5. Now fit the model in R and obtain the forecasts using forecast. How are they different from yours? Why?

17. The annual bituminous coal production in the United States from 1920 to 1968 is in data set bicoal.

1. Produce a time plot of the data.

2. You decide to fit the following model to the series: $y_t = c + \phi_1 y_{t-1} + \phi_2 y_{t-2} + \phi_3 y_{t-3} + \phi_4 y_{t-4} + \varepsilon_t$ where $$y_t$$ is the coal production in year $$t$$ and $$\varepsilon_t$$ is a white noise series. What sort of ARIMA model is this (i.e., what are $$p$$, $$d$$, and $$q$$)?

3. Explain why this model was chosen using the ACF and PACF.

4. The last five values of the series are given below.

Year 1964 1965 1966 1967 1968
Millions of tons 467 512 534 552 545

The estimated parameters are $$c = 162.00$$, $$\phi_1 = 0.83$$, $$\phi_2 = -0.34$$, $$\phi_3 = 0.55$$, and $$\phi_4 = -0.38$$. Without using the forecast function, calculate forecasts for the next three years (1969–1971).

5. Now fit the model in R and obtain the forecasts from the same model. How are they different from yours?
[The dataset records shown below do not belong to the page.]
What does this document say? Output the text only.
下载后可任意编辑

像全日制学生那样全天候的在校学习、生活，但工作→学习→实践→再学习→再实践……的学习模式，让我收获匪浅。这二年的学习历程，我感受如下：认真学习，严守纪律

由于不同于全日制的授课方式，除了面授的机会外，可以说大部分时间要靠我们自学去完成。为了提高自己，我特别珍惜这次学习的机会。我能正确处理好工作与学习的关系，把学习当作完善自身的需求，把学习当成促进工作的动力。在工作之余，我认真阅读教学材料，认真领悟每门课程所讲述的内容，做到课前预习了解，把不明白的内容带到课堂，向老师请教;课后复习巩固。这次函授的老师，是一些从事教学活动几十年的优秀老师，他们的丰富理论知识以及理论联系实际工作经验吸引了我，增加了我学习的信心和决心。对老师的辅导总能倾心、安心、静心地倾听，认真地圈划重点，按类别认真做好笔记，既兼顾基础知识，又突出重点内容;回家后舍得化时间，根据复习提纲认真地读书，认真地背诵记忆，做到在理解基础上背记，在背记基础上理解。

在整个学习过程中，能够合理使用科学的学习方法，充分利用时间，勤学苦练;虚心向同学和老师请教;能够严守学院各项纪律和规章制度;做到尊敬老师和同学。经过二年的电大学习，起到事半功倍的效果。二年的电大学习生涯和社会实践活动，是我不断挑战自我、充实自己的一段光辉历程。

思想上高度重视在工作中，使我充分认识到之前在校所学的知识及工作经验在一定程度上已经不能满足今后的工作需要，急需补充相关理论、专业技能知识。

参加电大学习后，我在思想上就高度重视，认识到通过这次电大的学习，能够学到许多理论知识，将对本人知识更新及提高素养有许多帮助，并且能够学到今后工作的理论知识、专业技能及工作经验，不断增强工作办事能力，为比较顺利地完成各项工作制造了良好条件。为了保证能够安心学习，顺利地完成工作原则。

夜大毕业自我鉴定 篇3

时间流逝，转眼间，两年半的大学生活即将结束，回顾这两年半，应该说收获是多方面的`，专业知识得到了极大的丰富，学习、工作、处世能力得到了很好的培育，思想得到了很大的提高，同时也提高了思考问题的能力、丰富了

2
Why?

18. Before doing this exercise, you will need to install the Quandl package in R using

install.packages("Quandl")
1. Select a time series from Quandl. Then copy its short URL and import the data using

y <- Quandl("?????", api_key="?????", type="ts")

(Replace each ????? with the appropriate values.)

2. Plot graphs of the data, and try to identify an appropriate ARIMA model.

3. Do residual diagnostic checking of your ARIMA model. Are the residuals white noise?

4. Use your chosen ARIMA model to forecast the next four years.

5. Now try to identify an appropriate ETS model.

6. Do residual diagnostic checking of your ETS model. Are the residuals white noise?

7. Use your chosen ETS model to forecast the next four years.

8. Which of the two models do you prefer?